Sunday, January 25, 2015
A new kind of love
If you don't love me, it does not matter, anyway I can love for both of us. -Stendhal (Marie-Henri Beyle), novelist (23 Jan 1783-1842)
Pining away for love has been the center of so many stories that I wouldn't know where to begin talking about them. Yet it seems to me that this kind of love is a pretty egocentric sort of neediness.
In the best of all world's people love each other, each to the best of his or her ability, but one may continue to love the other long past the time that other has moved on.
Love is a complicated word meaning different things to different people and each person has their own personal needs. Some of us need to be adored. Some of us need to be adoring. Others want the give and take of a more balanced relationship, but who is to say they are not all love?
I can appreciate what you feel, but the true test is what I feel. I can only feel what I feel.
If my love wants you to be truly happy then I want what is best for you -- and it might not be me.

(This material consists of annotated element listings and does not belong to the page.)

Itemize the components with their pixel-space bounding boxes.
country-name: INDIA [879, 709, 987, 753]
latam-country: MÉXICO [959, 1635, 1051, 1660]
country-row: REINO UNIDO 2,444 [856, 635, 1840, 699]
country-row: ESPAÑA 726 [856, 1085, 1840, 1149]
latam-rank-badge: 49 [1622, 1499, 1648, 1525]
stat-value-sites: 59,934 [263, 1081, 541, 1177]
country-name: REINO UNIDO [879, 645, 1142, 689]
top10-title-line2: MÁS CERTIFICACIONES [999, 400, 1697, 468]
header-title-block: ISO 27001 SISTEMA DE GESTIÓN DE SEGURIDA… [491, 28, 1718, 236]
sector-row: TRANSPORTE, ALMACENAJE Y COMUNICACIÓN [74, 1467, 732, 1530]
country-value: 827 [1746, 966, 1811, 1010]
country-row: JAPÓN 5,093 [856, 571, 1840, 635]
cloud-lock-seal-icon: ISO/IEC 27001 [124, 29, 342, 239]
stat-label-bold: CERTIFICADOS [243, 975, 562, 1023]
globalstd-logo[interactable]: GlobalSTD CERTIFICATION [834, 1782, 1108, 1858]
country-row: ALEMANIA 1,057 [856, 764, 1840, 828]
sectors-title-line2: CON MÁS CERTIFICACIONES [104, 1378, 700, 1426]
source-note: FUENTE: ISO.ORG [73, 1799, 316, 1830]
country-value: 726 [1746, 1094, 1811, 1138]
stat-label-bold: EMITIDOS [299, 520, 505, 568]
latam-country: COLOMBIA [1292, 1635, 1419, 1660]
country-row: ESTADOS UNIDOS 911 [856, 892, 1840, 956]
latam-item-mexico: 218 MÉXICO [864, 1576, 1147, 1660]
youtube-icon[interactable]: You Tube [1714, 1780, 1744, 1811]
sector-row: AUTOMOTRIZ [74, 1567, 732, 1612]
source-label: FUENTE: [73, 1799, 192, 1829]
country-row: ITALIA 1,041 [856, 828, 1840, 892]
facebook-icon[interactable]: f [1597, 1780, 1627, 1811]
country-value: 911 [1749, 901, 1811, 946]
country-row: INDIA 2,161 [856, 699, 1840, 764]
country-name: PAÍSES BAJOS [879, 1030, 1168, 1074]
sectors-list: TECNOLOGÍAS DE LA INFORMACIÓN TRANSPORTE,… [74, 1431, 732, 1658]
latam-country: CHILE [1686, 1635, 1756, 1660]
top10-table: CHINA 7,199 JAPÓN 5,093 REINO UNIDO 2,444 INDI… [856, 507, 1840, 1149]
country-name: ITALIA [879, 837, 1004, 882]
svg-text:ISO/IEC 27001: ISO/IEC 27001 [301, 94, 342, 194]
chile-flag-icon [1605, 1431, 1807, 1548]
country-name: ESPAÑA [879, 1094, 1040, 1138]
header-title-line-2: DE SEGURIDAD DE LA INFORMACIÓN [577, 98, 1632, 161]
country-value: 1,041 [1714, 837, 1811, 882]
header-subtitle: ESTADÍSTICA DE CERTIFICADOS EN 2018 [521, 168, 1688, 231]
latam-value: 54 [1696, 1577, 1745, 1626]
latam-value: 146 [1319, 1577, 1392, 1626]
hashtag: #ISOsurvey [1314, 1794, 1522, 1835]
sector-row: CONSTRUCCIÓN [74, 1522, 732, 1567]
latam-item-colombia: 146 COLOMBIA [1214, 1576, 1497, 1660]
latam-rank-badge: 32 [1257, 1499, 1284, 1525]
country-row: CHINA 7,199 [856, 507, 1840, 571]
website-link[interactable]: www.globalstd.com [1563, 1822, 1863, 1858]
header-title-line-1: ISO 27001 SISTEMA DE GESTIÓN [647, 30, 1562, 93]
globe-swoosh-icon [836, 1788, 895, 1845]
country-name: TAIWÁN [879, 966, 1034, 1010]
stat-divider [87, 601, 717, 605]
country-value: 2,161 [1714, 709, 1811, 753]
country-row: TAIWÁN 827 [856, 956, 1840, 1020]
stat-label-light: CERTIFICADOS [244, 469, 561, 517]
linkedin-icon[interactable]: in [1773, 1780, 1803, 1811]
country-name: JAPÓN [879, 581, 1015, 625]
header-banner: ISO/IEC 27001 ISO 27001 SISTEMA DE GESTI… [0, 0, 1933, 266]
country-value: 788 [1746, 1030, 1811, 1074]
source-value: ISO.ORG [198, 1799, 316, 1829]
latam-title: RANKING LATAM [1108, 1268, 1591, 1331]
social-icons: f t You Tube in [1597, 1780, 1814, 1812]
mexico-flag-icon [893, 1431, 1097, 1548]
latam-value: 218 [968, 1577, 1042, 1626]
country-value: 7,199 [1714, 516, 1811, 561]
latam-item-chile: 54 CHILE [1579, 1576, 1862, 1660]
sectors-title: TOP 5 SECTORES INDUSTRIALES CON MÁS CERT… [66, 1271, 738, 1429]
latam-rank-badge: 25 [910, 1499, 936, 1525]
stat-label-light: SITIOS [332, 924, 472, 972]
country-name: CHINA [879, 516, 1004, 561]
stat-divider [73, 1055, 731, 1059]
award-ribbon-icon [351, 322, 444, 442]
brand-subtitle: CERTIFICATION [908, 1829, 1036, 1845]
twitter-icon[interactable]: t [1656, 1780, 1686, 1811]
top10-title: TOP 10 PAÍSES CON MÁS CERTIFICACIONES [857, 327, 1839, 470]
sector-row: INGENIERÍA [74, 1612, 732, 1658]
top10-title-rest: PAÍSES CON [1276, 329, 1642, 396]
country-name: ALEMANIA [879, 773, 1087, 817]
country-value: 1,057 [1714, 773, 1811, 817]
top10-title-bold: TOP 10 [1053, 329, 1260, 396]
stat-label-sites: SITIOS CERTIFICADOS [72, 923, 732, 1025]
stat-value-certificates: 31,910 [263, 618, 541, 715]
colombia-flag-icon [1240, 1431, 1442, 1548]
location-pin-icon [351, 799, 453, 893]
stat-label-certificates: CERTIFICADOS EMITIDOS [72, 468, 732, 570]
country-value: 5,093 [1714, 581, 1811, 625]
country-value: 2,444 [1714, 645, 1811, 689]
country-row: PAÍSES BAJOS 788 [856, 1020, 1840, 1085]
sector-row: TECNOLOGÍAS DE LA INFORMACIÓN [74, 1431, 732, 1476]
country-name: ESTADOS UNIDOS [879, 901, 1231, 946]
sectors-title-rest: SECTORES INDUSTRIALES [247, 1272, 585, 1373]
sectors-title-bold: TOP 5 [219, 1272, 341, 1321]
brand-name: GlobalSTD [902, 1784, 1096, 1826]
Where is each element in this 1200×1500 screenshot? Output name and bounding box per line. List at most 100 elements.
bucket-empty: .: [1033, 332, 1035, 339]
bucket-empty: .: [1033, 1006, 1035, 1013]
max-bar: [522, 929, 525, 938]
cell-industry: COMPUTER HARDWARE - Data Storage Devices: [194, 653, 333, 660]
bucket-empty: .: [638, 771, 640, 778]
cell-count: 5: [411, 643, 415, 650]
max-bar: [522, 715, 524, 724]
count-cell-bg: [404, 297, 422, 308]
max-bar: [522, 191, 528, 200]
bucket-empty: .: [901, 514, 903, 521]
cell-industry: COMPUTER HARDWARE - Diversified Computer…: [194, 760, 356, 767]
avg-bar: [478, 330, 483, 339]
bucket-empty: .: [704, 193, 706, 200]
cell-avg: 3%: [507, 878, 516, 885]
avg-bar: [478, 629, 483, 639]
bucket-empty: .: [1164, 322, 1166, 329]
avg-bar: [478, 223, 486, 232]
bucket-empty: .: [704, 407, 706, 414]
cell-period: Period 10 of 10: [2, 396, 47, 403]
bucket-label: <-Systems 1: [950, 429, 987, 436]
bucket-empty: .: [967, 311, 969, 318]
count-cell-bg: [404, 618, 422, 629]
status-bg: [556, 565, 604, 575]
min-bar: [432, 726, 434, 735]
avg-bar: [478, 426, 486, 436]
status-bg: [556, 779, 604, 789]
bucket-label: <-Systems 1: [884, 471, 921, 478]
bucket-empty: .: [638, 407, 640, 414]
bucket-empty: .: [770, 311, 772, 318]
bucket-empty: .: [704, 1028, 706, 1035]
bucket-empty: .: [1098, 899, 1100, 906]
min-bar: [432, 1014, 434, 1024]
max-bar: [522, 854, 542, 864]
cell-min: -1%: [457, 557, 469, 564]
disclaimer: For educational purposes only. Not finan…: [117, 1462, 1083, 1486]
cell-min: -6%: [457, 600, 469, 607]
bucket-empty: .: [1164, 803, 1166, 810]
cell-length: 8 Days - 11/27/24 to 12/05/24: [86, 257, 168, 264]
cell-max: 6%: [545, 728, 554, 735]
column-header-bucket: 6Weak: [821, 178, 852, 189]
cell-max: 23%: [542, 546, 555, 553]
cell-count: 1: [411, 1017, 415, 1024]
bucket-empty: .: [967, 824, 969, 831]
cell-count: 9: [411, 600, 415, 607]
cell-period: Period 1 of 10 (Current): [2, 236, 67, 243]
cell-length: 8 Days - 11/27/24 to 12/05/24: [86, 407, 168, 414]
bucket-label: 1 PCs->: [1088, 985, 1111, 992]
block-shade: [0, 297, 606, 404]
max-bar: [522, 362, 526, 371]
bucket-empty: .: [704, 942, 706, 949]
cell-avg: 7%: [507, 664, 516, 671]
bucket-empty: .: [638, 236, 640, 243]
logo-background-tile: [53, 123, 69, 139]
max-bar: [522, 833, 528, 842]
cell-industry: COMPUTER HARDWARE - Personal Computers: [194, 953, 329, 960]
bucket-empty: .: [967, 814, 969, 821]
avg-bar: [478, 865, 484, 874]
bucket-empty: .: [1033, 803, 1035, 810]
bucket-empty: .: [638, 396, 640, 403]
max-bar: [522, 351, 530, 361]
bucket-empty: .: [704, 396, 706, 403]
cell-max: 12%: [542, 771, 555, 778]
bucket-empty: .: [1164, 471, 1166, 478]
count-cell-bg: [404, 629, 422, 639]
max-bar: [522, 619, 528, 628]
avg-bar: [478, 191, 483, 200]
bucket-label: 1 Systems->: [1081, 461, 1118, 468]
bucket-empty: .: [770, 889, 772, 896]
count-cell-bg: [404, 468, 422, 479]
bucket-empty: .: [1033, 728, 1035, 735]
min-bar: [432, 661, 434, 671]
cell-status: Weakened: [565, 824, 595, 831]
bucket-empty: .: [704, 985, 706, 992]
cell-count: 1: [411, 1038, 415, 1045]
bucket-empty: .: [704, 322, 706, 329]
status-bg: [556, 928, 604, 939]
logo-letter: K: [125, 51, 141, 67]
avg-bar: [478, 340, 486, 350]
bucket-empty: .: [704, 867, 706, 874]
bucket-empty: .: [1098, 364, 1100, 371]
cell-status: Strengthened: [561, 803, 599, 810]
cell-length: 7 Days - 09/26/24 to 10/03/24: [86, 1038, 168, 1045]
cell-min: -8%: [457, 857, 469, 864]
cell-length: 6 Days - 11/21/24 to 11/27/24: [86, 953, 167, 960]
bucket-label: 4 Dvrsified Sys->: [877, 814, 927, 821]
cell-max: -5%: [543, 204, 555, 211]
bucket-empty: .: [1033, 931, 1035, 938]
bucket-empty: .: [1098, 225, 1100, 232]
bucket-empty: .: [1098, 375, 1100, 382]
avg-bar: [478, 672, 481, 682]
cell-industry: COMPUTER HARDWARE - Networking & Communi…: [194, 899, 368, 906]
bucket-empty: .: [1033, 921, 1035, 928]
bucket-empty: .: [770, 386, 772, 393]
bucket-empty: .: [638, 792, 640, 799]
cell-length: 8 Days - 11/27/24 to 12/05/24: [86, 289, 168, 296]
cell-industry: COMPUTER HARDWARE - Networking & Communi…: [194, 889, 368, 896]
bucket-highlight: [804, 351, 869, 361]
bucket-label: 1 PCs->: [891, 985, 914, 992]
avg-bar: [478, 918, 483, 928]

I am still in love with you -- it's just a different way of loving -- and I don't mean self-sacrificing martyr type love, or a stalking type of love where I drive by your house and honk year after year. That's not love, it's obsession.
Allowing the beloved to move on into a life that does not include me; a life that is not burdened with the guilt of me; a life where two people continue on separate paths and forge ahead, seems to be the best gift one might give the other.
That grows a new kind of love altogether - one of compassion, understanding and forgiveness.